Ines P. Nearchou is a PhD candidate at the School of Medicine of the University of St. Andrews in Scotland, and is part of the research team led by Dr Peter Caie.

Nearchou, analysed data from 114 patients with stage two colorectal cancer to develop the new prognostic method. This method was then validated in two independent cohorts (56 patients from Edinburgh and 62 patients from Japan).

The new method takes into consideration how the immune system interacts with aggressive tumour cells in patients with colorectal cancer. Currently, the TNM staging system is used in the prognosis of colorectal cancer which provides information on the local spread and size of the tumour (T), whether it has spread to the lymph nodes (N) or has spread to distant organs (M).

TNM staging has been the clinical gold-standard for cancer prognosis and clinical decision-making for many decades.

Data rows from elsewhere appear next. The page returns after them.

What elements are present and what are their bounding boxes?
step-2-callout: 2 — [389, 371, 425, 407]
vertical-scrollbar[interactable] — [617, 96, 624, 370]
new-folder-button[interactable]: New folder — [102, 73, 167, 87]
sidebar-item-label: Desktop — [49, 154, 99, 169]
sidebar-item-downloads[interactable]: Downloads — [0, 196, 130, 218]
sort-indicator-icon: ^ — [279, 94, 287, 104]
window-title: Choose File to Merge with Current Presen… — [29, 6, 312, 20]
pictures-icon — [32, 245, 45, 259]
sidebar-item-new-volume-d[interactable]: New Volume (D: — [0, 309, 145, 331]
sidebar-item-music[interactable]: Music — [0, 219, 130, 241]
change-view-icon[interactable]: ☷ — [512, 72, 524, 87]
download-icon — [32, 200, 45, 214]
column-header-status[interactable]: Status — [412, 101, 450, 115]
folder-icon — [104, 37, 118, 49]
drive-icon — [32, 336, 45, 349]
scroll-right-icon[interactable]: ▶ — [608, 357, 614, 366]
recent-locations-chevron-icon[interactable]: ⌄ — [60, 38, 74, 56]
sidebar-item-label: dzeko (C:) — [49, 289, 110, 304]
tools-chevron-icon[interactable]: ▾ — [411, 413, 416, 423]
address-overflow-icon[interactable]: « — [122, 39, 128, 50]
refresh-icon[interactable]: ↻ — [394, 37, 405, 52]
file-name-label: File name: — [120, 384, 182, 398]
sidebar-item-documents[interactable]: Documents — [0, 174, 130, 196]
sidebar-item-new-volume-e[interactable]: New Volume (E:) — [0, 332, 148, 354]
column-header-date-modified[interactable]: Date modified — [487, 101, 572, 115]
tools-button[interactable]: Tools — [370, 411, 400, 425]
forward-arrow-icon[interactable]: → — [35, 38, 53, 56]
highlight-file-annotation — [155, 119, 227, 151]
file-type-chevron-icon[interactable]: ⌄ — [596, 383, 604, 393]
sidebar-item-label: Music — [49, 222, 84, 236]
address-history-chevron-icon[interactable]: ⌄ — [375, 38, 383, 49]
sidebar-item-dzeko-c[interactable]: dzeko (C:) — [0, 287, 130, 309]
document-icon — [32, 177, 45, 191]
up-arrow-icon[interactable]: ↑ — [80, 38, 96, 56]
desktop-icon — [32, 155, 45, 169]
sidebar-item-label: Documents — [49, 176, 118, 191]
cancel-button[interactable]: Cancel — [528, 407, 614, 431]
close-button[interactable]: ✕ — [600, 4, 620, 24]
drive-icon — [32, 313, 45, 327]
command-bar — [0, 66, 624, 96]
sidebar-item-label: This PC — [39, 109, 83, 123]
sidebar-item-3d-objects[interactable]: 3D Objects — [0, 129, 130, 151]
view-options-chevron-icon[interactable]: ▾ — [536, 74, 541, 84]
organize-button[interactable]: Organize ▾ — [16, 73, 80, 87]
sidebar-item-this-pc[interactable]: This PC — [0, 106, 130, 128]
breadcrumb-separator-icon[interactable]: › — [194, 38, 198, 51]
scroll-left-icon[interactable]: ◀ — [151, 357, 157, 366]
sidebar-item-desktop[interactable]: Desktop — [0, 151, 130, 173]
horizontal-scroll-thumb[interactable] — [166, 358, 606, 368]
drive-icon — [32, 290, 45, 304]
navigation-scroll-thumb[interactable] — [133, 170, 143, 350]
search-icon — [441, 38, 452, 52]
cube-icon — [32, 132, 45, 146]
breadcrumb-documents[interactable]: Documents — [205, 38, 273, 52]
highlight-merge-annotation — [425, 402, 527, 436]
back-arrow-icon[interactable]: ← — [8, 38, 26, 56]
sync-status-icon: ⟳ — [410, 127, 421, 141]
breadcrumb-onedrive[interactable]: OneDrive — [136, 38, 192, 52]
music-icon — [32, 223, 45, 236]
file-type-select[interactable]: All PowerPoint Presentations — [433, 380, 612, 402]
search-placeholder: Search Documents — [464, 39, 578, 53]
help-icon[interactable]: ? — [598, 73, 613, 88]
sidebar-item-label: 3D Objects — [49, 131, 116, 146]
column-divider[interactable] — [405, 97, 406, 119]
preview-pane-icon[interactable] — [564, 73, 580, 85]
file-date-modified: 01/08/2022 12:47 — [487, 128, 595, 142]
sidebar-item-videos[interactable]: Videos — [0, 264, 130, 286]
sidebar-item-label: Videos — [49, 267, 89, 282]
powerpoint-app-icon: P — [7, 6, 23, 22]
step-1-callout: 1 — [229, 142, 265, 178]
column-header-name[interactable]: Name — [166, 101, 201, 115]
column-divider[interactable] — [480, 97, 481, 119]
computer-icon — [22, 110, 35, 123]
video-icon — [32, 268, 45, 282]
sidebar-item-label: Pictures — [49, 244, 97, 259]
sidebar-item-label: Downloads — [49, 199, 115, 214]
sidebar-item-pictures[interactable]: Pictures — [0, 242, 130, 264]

However, approximately 20 per cent of patients with TNM stage two colorectal cancer experience recurrence of the disease with fatal consequences.

The new system of prognosis developed in St Andrews is believed to be more accurate than current prognostic staging systems specifically for these stage two patients.

The research is titled «Automated Analysis of Lymphocytic Infiltration, Tumor Budding, and Their Spatial Relationship Improves Prognostic Accuracy in Colorectal Cancer» and was recently published in in Cancer Immunology Research, a journal of the American Association for Cancer Research, and is available online.